Sehari kemudian, kelompok Tehrik-i-Taliban Pakistan (TTP) mengaku bertanggung jawab atas serangan itu. Juru bicara TTP, Ehsanullah Ehsan, mengatakan Malala menjadi sasaran karena menyuarakan pikiran sekuler yang ditentang Taliban. Ada pula yang menyebutkan bahwa perintah membunuh Malala datang dari komandan milisi Taliban yang paling ditakuti, Maulana Fazlullah.
Malala menyita perhatian dunia ketika mengkritik perlakuan Taliban yang menguasai desanya selama kurun 2007-2009. Dalam setiap tulisannya, ia menceritakan lingkungan hidupnya yang berada di tengah perang, tentang perlakuan Taliban yang tidak memperbolehkan perempuan bersekolah. Ia menuliskan harapannya dalam blog situs Inggris, BBC, berbahasa Urdu. Untuk menjaga keamanan Malala, dalam setiap tulisannya dicantumkan nama ”Gul Makai”, yang berarti bunga jagung dalam bahasa Urdu.
Identitas aslinya dikenal dunia ketika namanya dinominasikan dalam penghargaan International Children's Peace Prize oleh Uskup Desmond Tutu, aktivis asal Afrika Selatan. Ia kemudian mendapat penghargaan Pakistan's National Youth Peace Prize dari Perdana Menteri Yousaf Raza Gilani pada 19 Desember 2011.

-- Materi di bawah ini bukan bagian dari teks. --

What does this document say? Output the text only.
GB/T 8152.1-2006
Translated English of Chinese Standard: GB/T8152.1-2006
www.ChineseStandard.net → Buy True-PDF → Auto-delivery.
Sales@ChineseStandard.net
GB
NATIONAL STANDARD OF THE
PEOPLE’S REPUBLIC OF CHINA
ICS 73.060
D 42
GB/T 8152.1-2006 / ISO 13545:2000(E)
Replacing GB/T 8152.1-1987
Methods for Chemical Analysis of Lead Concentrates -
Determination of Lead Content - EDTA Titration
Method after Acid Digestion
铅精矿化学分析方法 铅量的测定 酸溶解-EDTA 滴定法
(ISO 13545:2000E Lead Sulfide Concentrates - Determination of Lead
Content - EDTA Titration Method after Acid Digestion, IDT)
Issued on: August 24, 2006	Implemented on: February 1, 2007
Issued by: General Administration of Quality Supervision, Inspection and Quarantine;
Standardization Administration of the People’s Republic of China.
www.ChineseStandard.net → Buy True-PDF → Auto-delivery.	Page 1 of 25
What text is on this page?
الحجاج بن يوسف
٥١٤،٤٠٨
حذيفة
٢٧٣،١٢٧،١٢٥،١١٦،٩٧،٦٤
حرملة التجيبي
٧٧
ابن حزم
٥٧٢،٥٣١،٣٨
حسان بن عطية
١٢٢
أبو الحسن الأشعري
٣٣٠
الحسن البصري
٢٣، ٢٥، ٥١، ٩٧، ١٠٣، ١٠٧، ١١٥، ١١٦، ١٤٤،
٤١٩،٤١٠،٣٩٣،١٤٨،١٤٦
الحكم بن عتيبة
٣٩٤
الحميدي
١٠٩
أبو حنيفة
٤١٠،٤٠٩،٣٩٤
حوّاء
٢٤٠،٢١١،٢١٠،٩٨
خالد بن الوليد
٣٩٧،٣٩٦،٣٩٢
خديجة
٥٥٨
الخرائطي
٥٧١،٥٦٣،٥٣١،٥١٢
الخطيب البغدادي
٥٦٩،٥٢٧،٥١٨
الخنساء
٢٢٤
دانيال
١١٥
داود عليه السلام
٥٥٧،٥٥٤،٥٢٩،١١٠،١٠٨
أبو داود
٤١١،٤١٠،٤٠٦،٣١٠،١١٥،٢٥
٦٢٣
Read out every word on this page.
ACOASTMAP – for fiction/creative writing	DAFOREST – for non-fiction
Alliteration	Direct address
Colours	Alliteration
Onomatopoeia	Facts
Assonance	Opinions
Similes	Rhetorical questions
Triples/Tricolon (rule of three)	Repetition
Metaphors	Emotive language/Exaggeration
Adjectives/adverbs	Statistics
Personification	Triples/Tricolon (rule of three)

Taliban, yang berarti ”pelajar” dalam bahasa Pashto, bahasa yang banyak digunakan penduduk Afganistan dan Pakistan, tak suka pada pandangan Malala. Kecaman Malala yang masih kanak-kanak itu dibalas Ehsanullah. ”Siapa pun yang pernah memimpin sebuah kampanye melawan Islam dan Syariah diperintahkan untuk dibunuh oleh Syariah,” katanya lantang.
Sepanjang bulan ini, jumlah serangan Taliban meningkat. Tercatat 15 orang tewas dan 17 lainnya luka-luka ketika sebuah bom meledak di sebuah pasar di Darra Adam Khel, barat laut Pakistan, Sabtu dua pekan lalu. Sehari berselang, giliran konvoi pejabat Afganistan yang tengah melintas di Tangi Lali, Provinsi Parwan, disergap. Tembak-menembak selama 30 menit menewaskan delapan tentara dan melukai beberapa lainnya.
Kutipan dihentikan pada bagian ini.